I don't partake, but I voted for State-A64 here in Colorado because the decriminalization and/or legalization of marijuana (medical or otherwise) at the state level is I believe an important step toward getting some momentum behind retarding the ongoing, unabated encroachment by the Federales into areas not expressly delegated to them in the Constitution (in direct contradiction of A10). With "Gun Control", the Federales continue to follow the same script as with the War on Drugs and just about anything else they put their hands on... "Whatever isn't working, we need more of it, no matter how exorbitant the financial or societal cost".

kcgunesq
February 5, 2013, 09:42 PM
When it comes to things like Marijuana, it's hard for the Feds to use their old argument that "well see it affects interestate commerce so we can regulate it" since there is no interstate commerce in marijuana, not legally anyway.

The whole thing with WA & CO just legalizing weed is that the Feds didn't go about The War on Drugs the right way, they didn't pass a Constitutional Amendment like with Prohibition. The thing is WA, CO, etc aren't ignoring Federal law or "snubing their nose at it". They're reading the 10th Amendment and acting accordingly.
I wish it were so. Unfortunately, we have a line of FDR era supreme court cases that say even if you are growing wheat/milk/etc for your sole, private use all within your own state, you still are governed by federal law because every ounce of milk/wheat/etc you grow for yourself reduces the amount that needs to move in federal commerce. That is, if I remember my first year con-law classes.

Now, that said, I agree with you and I believe it is possible, though unlikely, that the supreme court could distinguish say Filburn from machine guns, marijuana etc on exactly the ground you propose. But I doubt many inferior courts would be that brave or creative.

Solo raises an interesting point and line of discussion. Say a state passes a law that simply says that no state dollars shall be spent in furtherance or aid of enforcing any law that meets certain criteria and that any department, agency or officer who violates it shall cause the agency or department to have subsequent funding reduced some amount. Where an outright statement of nullification is likely unconstitutional under the supremacy clause, I'm not sure a refusal to fund cooperation raises the same problem. Our very own federal government routinely refuses to fund legal activities it opposes, instead of changing the law. Think firearm right restorations.

So if a state simply says, "hey feds, its all yours", we potentially end up in a very interesting place. Think black market and organized crime.

tgzzzz
February 5, 2013, 09:43 PM
Frank, I've been out of school a long while but I think the real issue is the next time.

I'm hoping someone younger and smarter than me steps up. If not, one of us has to.

Edit: Let's not forget how the Interstate Commerce clause has been misapplied in so many situations.
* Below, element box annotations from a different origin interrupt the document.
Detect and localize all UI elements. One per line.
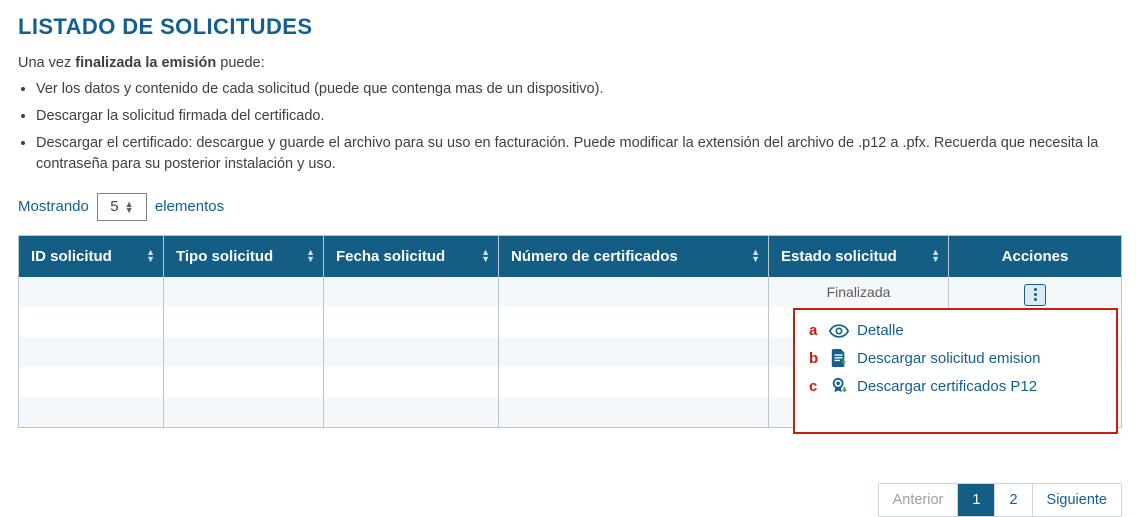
cell-acciones [949, 277, 1122, 307]
cell-numero [499, 277, 769, 307]
pagination: Anterior 1 2 Siguiente [878, 483, 1122, 517]
cell-id [19, 307, 164, 337]
intro-bullets: Ver los datos y contenido de cada solici… [36, 79, 1122, 175]
eye-icon [829, 324, 849, 338]
intro-suffix: puede: [216, 55, 264, 71]
col-label: Acciones [1002, 248, 1069, 265]
intro-prefix: Una vez [18, 55, 75, 71]
cell-numero [499, 367, 769, 397]
page-title: LISTADO DE SOLICITUDES [18, 14, 1122, 40]
length-prefix: Mostrando [18, 198, 89, 215]
page-2[interactable]: 2 [995, 484, 1032, 516]
callout-letter: a [809, 322, 821, 339]
action-descargar-solicitud[interactable]: b Descargar solicitud emision [809, 349, 1108, 367]
callout-letter: b [809, 350, 821, 367]
intro-bold: finalizada la emisión [75, 55, 216, 71]
select-caret-icon: ▲▼ [125, 201, 134, 213]
col-acciones: Acciones [949, 235, 1122, 277]
cell-numero [499, 397, 769, 428]
cell-tipo [164, 397, 324, 428]
bullet-item: Descargar la solicitud firmada del certi… [36, 106, 1122, 127]
sort-icon: ▲▼ [751, 249, 760, 263]
action-descargar-certificados[interactable]: c Descargar certificados P12 [809, 377, 1108, 395]
cell-fecha [324, 307, 499, 337]
cell-tipo [164, 277, 324, 307]
actions-dropdown: a Detalle b Descargar solicitud emision … [793, 308, 1118, 434]
cell-tipo [164, 367, 324, 397]
col-numero-certificados[interactable]: Número de certificados ▲▼ [499, 235, 769, 277]
callout-letter: c [809, 378, 821, 395]
sort-icon: ▲▼ [931, 249, 940, 263]
page-length-control: Mostrando 5 ▲▼ elementos [18, 193, 1122, 221]
col-label: Tipo solicitud [176, 248, 273, 265]
cell-id [19, 367, 164, 397]
action-label: Detalle [857, 322, 904, 339]
cell-tipo [164, 337, 324, 367]
col-tipo-solicitud[interactable]: Tipo solicitud ▲▼ [164, 235, 324, 277]
bullet-item: Descargar el certificado: descargue y gu… [36, 133, 1122, 175]
col-label: Fecha solicitud [336, 248, 445, 265]
length-value: 5 [110, 198, 118, 215]
page-prev[interactable]: Anterior [879, 484, 959, 516]
cell-fecha [324, 337, 499, 367]
table-row: Finalizada [19, 277, 1122, 307]
col-estado-solicitud[interactable]: Estado solicitud ▲▼ [769, 235, 949, 277]
cell-fecha [324, 367, 499, 397]
sort-icon: ▲▼ [306, 249, 315, 263]
cell-fecha [324, 277, 499, 307]
col-fecha-solicitud[interactable]: Fecha solicitud ▲▼ [324, 235, 499, 277]
col-label: ID solicitud [31, 248, 112, 265]
cell-id [19, 397, 164, 428]
cell-estado: Finalizada [769, 277, 949, 307]
bullet-item: Ver los datos y contenido de cada solici… [36, 79, 1122, 100]
col-label: Número de certificados [511, 248, 678, 265]
col-id-solicitud[interactable]: ID solicitud ▲▼ [19, 235, 164, 277]
page-1[interactable]: 1 [958, 484, 995, 516]
cell-numero [499, 307, 769, 337]
cell-id [19, 277, 164, 307]
file-download-icon [829, 349, 849, 367]
sort-icon: ▲▼ [481, 249, 490, 263]
length-suffix: elementos [155, 198, 224, 215]
col-label: Estado solicitud [781, 248, 897, 265]
certificate-download-icon [829, 377, 849, 395]
page-next[interactable]: Siguiente [1033, 484, 1121, 516]
action-detalle[interactable]: a Detalle [809, 322, 1108, 339]
cell-numero [499, 337, 769, 367]
length-select[interactable]: 5 ▲▼ [97, 193, 147, 221]
cell-tipo [164, 307, 324, 337]
cell-fecha [324, 397, 499, 428]
cell-id [19, 337, 164, 367]
intro-text: Una vez finalizada la emisión puede: [18, 55, 1122, 71]
kebab-icon [1030, 288, 1040, 301]
action-label: Descargar solicitud emision [857, 350, 1040, 367]
actions-button[interactable] [1025, 285, 1045, 305]
action-label: Descargar certificados P12 [857, 378, 1037, 395]
sort-icon: ▲▼ [146, 249, 155, 263]
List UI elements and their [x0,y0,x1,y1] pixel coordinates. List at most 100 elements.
We need a couple of folks to step up and carry the fight.

splithoof
February 5, 2013, 10:17 PM
California as a state may not be aggressive about going after the casual use of the medical happy plant, but the feds can and do arrest people involved in the trade that in some ways is sanctioned by the state. How does this relate to firearm law? The point is that California can pick and choose what to deal with, and likely would be a very strong proponent of any additional federal gun legislation. With the socialists now having a super majority of both houses, and a governor from the same batch, it doesn't look good over hear.